I can totally understand that someone else's choice is not one that I might make, but to disagree and call it wrong, and then to hold on to it at the expense of the relationship is absurd. They might even say that we are selfish in our choice, but the true selfishness is not in making the choice, but trying to get others to live according to our own opinion.
What is the downside to loving people where they are and for who they are and celebrating their choices, whatever they may be? The only downside is our own bruised ego. But, how can we love and not actually love? How do we define love? Would that be how we would want to be loved? Obviously, much of what we call love is conditional love. If you do what I think you should do then I will love you and if you do not, and I cannot change your mind, then I don't want to have anything to do with you.
The best answer I have ever found is loving unconditionally. As Wayne Dyer taught me so well with this quote, it is a choice. It is not automatic. We get to choose each and every time. "Love is the ability and willingness to allow those that you care for to be what they choose for themselves without any insistence that they satisfy you." Love is the ability and willingness. . . Some are not so willing it seems. Allowing others the respect, dignity and authority to make their own choices, and then let me love them no matter their choices, no matter their agreement with or disagreement with my own. It is the only way that makes any sense if we want to call it love.

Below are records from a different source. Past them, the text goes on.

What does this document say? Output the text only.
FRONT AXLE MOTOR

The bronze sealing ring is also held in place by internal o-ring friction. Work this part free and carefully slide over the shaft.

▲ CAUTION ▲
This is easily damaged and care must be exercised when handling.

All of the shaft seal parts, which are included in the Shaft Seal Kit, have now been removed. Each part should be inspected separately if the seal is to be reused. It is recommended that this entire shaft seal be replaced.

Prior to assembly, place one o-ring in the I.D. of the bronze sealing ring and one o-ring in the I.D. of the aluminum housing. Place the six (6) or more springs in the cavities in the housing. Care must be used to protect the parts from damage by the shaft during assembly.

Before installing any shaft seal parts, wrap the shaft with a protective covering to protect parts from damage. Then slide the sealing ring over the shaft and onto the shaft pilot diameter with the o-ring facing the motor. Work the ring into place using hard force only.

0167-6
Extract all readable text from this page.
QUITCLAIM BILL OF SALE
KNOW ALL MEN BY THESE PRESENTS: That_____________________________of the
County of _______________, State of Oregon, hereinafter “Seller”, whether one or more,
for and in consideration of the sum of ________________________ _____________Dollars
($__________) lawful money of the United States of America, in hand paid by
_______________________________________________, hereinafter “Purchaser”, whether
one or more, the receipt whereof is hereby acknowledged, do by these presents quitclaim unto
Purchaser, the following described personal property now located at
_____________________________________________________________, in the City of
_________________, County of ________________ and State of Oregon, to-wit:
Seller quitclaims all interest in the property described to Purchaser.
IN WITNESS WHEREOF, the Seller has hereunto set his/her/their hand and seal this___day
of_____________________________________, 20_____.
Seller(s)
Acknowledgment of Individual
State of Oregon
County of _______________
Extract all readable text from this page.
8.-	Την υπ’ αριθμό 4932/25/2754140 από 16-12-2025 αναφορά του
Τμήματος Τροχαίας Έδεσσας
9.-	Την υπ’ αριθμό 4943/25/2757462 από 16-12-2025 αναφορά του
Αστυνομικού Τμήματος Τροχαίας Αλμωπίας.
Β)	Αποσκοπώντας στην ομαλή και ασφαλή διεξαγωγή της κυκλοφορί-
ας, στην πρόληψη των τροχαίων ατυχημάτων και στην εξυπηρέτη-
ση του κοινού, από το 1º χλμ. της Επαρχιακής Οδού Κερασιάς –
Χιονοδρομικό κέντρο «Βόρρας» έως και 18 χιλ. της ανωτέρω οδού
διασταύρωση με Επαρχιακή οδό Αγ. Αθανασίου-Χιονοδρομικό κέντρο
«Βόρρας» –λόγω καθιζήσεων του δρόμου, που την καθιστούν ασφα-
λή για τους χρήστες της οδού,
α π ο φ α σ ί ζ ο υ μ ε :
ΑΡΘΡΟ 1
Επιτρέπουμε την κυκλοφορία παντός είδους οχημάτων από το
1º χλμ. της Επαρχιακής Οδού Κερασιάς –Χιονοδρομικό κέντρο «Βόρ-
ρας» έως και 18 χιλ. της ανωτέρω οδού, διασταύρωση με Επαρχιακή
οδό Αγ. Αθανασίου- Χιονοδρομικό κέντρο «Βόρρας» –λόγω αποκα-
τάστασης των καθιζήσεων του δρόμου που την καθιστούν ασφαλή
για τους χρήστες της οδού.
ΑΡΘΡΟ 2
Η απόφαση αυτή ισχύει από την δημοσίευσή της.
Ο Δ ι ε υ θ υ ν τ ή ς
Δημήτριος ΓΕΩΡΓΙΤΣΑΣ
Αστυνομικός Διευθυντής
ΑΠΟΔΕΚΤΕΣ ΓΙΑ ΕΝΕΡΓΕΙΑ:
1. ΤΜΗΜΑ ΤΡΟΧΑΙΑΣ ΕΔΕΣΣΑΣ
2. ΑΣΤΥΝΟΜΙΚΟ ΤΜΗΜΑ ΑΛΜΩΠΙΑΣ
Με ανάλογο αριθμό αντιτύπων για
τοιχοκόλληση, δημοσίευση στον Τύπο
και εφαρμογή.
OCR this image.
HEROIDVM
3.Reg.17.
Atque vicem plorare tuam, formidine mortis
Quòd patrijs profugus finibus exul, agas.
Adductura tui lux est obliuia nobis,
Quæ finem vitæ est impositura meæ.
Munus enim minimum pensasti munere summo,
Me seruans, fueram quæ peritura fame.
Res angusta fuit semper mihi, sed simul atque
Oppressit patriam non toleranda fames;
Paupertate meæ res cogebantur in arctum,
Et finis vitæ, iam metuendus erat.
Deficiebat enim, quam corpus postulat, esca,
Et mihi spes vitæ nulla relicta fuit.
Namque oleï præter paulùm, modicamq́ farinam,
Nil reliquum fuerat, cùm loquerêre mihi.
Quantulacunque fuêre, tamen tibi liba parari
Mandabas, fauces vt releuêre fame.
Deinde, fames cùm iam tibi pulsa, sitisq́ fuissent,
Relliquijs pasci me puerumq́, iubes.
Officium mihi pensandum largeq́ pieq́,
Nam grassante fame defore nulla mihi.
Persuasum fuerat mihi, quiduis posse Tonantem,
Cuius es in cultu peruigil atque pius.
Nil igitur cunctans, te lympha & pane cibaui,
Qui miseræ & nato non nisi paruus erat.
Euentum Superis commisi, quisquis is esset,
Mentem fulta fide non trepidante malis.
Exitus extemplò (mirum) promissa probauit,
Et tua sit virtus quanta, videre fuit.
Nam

Yet, as important as this is to learn a better definition of love and how to love people, it is the willingness to actually practice it that will have it become part of our lives. We will always have things in other people we will disagree with no matter whether it is family, or outside of family, but we can learn to let them be as they choose without any insistence that they satisfy us. Insisting they satisfy us is the height of selfishness, so we can practice letting go of our resistance to what the other thinks and does by remembering that it isn't really them at all. It is us. We are creating the resistance in ourselves. It is our own thinking that creates the divide or learns to love.
How Important Would Your Disagreement Be If The One You Disagreed With Were To Die This Afternoon?
Spread Some Joy Today--Just let it go. Joy is downstream.